Nicht, dass es seiner 50-minütigen Rede an Ankündigungen gemangelt hätte. Mehr Investitionen, mehr schnelles Internet, mehr Grenzschutz, mehr Verteidigungszusammenarbeit: Juncker breitete eine ganz Palette von Initiativen für die kommenden zwölf Monate aus, die nach seinen Worten entscheidend sein werden für den Zusammenhalt der Gemeinschaft.

Das ist schon eine Menge. Aber es ist nicht genug. Juncker entwirft weder eine Vision für die Gemeinschaft, noch lässt er sie greifbar werden für die Menschen. Der Kommissionspräsident beteuert, er spreche täglich mit den Bürgern. Aber ihre Wünsche und Anliegen zu transportieren, gelingt ihm nicht.

Pragmatismus statt Emotion, kleine Schritte statt großer Worte: Junckers Rede erinnert im Stil stark an die Regierungserklärungen der Bundeskanzlerin. Und beide haben noch etwas gemein: Sie erreichen viele Menschen nicht mehr.

Den richtigen Ton trifft derzeit ein anderer: Donald Tusk, der Präsident des Europäischen Rates. Der Pole spricht die Probleme viel schonungsloser an: Das „Chaos“ während der Flüchtlingskrise im vergangenen Jahr und die zu langsame Reaktion darauf hätten das Vertrauen in die Institutionen weiter beschädigt, so Tusk. Vertrauen, das bereits durch die Finanzkrise gelitten habe. Das Brexit-Votum nur als Werk populistischer Scharlatane abzutun, warnt er, wäre ein „tödlicher Fehler“.
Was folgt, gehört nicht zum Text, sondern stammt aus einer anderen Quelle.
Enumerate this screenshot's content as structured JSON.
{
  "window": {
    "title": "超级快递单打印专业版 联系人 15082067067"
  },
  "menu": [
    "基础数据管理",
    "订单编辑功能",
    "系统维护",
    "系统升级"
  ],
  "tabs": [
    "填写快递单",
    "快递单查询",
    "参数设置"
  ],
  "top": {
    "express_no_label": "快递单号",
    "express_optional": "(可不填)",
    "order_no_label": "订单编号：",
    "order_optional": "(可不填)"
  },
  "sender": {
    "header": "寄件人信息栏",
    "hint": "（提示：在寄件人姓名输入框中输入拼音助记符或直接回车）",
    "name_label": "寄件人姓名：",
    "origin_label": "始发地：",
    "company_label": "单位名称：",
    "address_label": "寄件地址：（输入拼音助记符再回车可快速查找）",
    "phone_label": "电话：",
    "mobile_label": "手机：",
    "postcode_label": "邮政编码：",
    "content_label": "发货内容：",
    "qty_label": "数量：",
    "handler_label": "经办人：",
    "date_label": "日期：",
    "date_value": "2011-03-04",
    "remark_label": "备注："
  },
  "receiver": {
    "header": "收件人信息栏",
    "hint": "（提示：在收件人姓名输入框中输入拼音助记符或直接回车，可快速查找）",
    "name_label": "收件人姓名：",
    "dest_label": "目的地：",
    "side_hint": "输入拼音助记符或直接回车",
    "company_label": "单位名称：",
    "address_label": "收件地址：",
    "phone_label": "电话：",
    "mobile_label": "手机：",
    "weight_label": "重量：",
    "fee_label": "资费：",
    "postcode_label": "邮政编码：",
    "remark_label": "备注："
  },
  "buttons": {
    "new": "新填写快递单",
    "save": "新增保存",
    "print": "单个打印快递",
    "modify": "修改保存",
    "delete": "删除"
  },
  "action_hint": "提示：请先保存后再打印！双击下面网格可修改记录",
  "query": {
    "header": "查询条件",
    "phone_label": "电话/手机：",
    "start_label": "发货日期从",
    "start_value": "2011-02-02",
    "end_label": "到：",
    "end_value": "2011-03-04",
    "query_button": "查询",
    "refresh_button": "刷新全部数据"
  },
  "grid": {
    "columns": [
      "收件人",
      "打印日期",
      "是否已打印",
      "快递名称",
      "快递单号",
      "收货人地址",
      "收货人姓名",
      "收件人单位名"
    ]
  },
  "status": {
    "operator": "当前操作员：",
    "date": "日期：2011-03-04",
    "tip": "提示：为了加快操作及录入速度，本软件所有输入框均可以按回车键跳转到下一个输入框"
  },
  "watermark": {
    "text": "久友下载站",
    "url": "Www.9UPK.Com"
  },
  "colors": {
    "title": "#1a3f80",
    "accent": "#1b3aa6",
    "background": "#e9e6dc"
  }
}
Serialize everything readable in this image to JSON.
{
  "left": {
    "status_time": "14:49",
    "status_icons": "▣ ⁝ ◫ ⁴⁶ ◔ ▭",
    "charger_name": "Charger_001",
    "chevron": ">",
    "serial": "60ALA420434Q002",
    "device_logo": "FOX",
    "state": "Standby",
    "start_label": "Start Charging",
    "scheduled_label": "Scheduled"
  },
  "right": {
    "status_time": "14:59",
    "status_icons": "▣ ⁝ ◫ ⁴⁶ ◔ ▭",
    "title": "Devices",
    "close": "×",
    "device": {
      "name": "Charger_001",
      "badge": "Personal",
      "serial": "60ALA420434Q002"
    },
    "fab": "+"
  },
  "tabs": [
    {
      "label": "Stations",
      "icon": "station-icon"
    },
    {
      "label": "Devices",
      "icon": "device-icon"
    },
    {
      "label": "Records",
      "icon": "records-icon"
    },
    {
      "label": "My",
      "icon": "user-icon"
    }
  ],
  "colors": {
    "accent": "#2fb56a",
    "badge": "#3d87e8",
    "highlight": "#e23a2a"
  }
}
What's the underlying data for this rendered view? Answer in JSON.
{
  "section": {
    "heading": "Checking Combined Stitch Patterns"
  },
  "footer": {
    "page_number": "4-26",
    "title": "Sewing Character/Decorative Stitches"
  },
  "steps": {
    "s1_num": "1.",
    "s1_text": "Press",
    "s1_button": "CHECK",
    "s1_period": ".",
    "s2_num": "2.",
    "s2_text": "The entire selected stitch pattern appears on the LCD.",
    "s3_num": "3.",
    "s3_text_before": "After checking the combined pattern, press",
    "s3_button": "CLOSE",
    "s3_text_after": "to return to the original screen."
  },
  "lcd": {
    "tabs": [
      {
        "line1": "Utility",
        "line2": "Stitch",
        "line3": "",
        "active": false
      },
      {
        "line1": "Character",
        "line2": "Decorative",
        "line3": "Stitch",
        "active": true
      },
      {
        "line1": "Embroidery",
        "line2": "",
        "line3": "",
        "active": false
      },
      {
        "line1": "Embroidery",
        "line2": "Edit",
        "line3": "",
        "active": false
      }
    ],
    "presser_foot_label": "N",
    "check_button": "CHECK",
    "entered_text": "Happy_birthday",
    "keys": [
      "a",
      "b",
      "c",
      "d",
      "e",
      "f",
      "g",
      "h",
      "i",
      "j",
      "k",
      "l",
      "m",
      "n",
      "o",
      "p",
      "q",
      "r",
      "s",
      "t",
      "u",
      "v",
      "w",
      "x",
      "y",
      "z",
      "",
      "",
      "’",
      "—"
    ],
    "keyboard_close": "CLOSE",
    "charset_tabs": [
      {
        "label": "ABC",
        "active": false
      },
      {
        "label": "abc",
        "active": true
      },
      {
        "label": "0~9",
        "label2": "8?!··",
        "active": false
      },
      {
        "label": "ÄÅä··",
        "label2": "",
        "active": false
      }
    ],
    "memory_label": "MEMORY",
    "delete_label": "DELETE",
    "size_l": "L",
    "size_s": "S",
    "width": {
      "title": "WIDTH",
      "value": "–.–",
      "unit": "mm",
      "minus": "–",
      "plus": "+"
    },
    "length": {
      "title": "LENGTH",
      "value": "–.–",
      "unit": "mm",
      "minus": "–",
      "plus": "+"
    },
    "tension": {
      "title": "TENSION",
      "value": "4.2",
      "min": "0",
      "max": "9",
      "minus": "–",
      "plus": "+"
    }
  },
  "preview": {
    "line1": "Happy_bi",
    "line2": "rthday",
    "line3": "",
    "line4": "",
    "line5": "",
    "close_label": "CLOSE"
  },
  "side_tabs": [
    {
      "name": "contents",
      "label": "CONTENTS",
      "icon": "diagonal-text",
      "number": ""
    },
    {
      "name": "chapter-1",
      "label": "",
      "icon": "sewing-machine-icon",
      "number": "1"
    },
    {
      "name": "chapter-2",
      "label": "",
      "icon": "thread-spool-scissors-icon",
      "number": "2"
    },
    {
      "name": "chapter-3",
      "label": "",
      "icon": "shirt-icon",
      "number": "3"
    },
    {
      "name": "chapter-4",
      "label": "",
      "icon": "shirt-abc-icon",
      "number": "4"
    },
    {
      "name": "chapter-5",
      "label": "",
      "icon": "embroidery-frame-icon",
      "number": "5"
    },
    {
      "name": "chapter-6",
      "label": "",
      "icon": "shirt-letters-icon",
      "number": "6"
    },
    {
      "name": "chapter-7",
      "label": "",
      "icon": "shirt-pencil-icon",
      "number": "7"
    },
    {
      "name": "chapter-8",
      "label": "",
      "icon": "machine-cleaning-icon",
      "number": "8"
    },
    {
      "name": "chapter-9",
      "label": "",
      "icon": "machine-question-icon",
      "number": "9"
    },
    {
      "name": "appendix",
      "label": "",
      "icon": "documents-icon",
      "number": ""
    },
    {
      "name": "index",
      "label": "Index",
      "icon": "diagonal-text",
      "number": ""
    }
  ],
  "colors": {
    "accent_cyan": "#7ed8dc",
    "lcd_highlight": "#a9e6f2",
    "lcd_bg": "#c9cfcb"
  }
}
Klare Worte sind nötig, ohne gleich in Populismus zu verfallen. Die europäische Gemeinschaft läuft wie viele der nationalen Gesellschaften Gefahr sich zu spalten: in jene, die weiter ein liberales, weltoffenes Europa wollen und jene, die angesichts der Bedrohungen und Unübersichtlichkeiten mehr Grenzen setzen wollen.

Die politische Herkulesaufgabe wird sein, Brücken zwischen diesen beiden Lagern zu bauen. Tusk scheint dazu eher in der Lage zu sein als Juncker oder Merkel.